Split html row into string array

fearofawhackplanet picture fearofawhackplanet · Aug 4, 2010 · Viewed 13.6k times · Source

I have data in an html file, in a table:

<table>
    <tr><td>001</td><td>MC Hammer</td><td>Can't Touch This</td></tr>
    <tr><td>002</td><td>Tone Loc</td><td>Funky Cold Medina</td></tr>
    <tr><td>003</td><td>Funkdoobiest</td><td>Bow Wow Wow</td></tr>
</table>

How do I split a single row into an array or list?

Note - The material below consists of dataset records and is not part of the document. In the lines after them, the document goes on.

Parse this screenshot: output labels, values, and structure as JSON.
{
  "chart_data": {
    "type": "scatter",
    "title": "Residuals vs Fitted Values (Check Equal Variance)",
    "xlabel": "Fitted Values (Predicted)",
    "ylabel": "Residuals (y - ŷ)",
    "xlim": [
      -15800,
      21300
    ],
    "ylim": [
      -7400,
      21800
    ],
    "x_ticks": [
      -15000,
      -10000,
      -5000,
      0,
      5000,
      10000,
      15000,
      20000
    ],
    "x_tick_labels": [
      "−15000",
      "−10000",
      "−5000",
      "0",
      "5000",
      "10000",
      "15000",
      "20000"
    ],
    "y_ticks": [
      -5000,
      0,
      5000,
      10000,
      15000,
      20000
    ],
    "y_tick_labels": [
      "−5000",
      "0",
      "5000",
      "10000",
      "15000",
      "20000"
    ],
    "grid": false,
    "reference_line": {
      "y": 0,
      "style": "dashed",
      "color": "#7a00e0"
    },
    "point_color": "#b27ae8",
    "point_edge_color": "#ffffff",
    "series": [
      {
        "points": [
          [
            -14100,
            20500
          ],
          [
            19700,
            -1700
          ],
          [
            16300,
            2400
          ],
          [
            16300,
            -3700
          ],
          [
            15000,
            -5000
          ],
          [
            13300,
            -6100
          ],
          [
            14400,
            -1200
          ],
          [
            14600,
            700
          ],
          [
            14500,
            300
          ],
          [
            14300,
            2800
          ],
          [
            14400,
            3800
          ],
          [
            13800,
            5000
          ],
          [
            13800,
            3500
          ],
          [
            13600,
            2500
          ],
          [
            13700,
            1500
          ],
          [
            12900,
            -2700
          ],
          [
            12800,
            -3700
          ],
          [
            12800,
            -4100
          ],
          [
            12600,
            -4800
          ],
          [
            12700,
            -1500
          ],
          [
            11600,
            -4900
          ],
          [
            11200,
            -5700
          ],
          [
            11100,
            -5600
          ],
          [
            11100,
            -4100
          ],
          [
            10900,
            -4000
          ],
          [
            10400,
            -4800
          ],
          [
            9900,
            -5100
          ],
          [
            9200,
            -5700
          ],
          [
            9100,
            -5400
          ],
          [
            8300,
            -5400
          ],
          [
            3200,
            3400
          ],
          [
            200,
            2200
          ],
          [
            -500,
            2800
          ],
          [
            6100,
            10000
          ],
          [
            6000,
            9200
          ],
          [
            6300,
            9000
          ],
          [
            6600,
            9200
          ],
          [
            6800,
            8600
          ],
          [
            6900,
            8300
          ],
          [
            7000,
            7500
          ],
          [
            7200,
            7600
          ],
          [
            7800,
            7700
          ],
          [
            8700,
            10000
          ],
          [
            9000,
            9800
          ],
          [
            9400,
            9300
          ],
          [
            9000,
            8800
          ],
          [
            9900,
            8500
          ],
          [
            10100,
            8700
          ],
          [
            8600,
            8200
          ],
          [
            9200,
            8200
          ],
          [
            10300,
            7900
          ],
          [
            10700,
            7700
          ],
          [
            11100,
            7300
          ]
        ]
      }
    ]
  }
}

string row = streamReader.ReadLine();

List<string> data = row.Split //... how do I do this bit?

string artist = data[1];

Answer

3Dave picture 3Dave · Aug 4, 2010

Short answer: never try to parse HTML from the wild with regular expressions. It will most likely come back to haunt you.

Longer answer: As long as you can absolutely, positively guarantee that the HTML that you are parsing fits the given structure, you can use string.Split() as Jenni suggested.

string html = "<tr><td>001</td><td>MC Hammer</td><td>Can't Touch This</td></tr>";

string[] values = html.Split(new string[] { "<tr>","</tr>","<td>","</td>" }, StringSplitOptions.RemoveEmptyEntries);

List<string> list = new List<string>(values);

Listing the tags independently keeps this slightly more readable, and the .RemoveEmptyEntries will keep you from getting an empty string in your list between adjacent closing and opening tags.

If this HTML is coming from the wild, or from a tool that may change - in other words, if this is more than a one-off transaction - I strongly encourage you to use something like the HTML Agility Pack instead. It's pretty easy to integrate, and there are lots of examples on the Intarwebs.